MANHATTAN (CN) — New York City officials on Thursday hoisted a pride flag at the historic Stonewall National Monument in Greenwich Village in defiance of the Trump administration, which quietly removed one from the national park earlier this week.
The controversial move came after the U.S. Department of the Interior sent a memo to the National Park Service, enforcing a government directive requiring the agency to only fly the United States flag, the Department of the Interior flag and the Prisoners of War flag in federally maintained parks.
In response, city electeds including Manhattan Borough President Brad Hoylman-Sigal and Public Advocate Jumaane Williams marched into the jam-packed West Village park on Thursday afternoon and raised a large pride flag to be flown alongside the American flag that had replaced it just a day prior.
“Our community is not going to stand by idly as the Trump administration tries to erase our history,” Hoylman-Sigal said in a social media video earlier that day, inviting New Yorkers to join him at the park to protest the administration. “Whether it's trans youth or queer adults, we stand united.”
But cheers turned to jeers when some protesters demanded that the officials take down the U.S. flag and hoist the rainbow flag on the same pole — rather than merely zip-tying the LGBTQ+ symbol to fly alongside it as the electeds had done.
“Take it down!” the crowd shouted. Some shouted “cowards” at the politicians.
As the city officials filed out of the park, one activist hopped the fence and bolted towards the flagpole to fly the pride flag higher, prompting a roar from the crowd. Hoylman-Sigal hung back in a seeming bid to stop her, but onlookers pelted him with snowballs.

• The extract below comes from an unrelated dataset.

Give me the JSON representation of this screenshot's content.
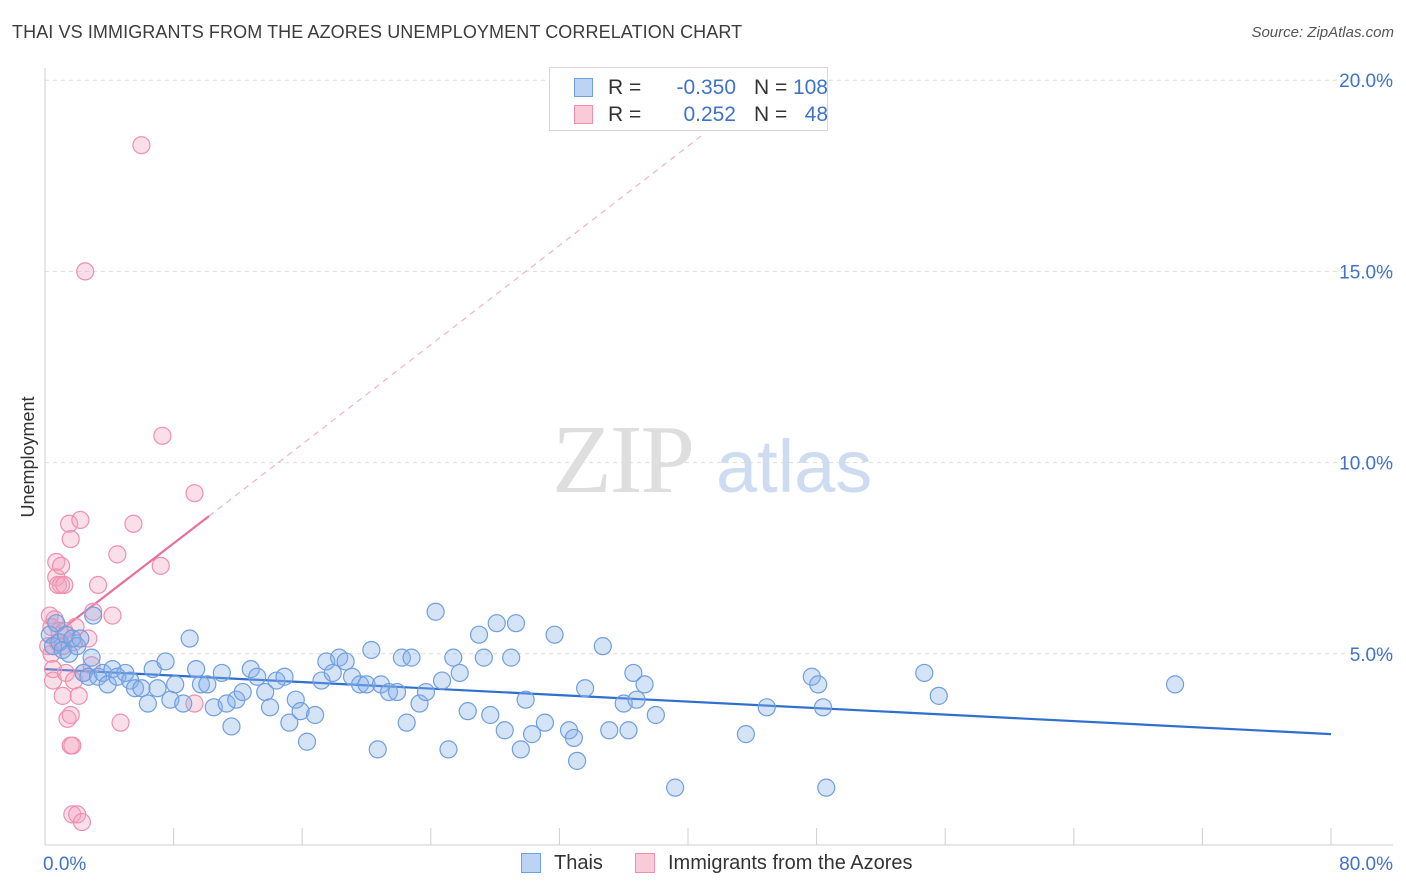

By the end of the ceremony, the pride flag was on the main flagpole, flying just a few inches higher than the American flag.
A spokesperson for the Department of the Interior told Courthouse News that Thursday’s ceremony was a “political stunt” and a “distraction” from the city’s response to historic winter weather.
“Today's political pageantry shows how utterly incompetent and misaligned the New York City officials are with the problems their city is facing,” the spokesperson said. “Again, all government agencies follow longstanding federal flag policy that has been in place for decades.”
The agency insisted that its actions were backed up by U.S. Flag Code.
“Recent adjustments to flag displays at the monument were made to ensure consistency with federal guidance,” the spokesperson continued. “Stonewall National Monument remains committed to preserving and interpreting the history and significance of this site through its exhibits, programs, and educational initiatives.”
The government’s decision to remove the Stonewall flag sparked widespread condemnation this week. The Stonewall National Monument is the sole national park dedicated to the LGBTQ+ community, many of whom saw the act as a targeted attack by the government.
New York City Mayor Zohran Mamdani said in a statement on Tuesday that he was “outraged.”
“New York is the birthplace of the modern LGBTQ+ rights movement, and no act of erasure will ever change, or silence, that history,” Mamdani said. “Our city has a duty not just to honor this legacy, but to live up to it.”
Senate Minority Leader Chuck Schumer also decried the sudden lowering of the flag, saying Monday it was “a deeply outrageous action that must be reversed” and vowing to return it.
The flagpole that once bore the iconic rainbow banner sat bare for several days. Wednesday morning, a photographer at amNewYork spotted a National Park Service worker start to raise the U.S. flag in its place. But video shows the federal employee threatened the reporter when she discovered she was being filmed, then walked off without replacing the flag.
The American flag appeared to be raised later that day.
Widely recognized as the birthplace of the modern gay rights movement, the monument is located at Sheridan Square across the street from a historic gay bar for which the landmark was named. It was there that the Stonewall Riots, prompted by a series of police raids at the bar, kickstarted nationwide activism in the late 1960s.
At the time, the Stonewall Inn was one of relatively few gay bars in New York City. Unable to obtain a liquor license, it operated as a private club run by the Genovese crime family and became a popular hangout for gay men and drag queens.
In 2016, former President Barack Obama designated more than seven acres of space — encompassing the bar, the park and nearby streets and sidewalks — to be a national monument.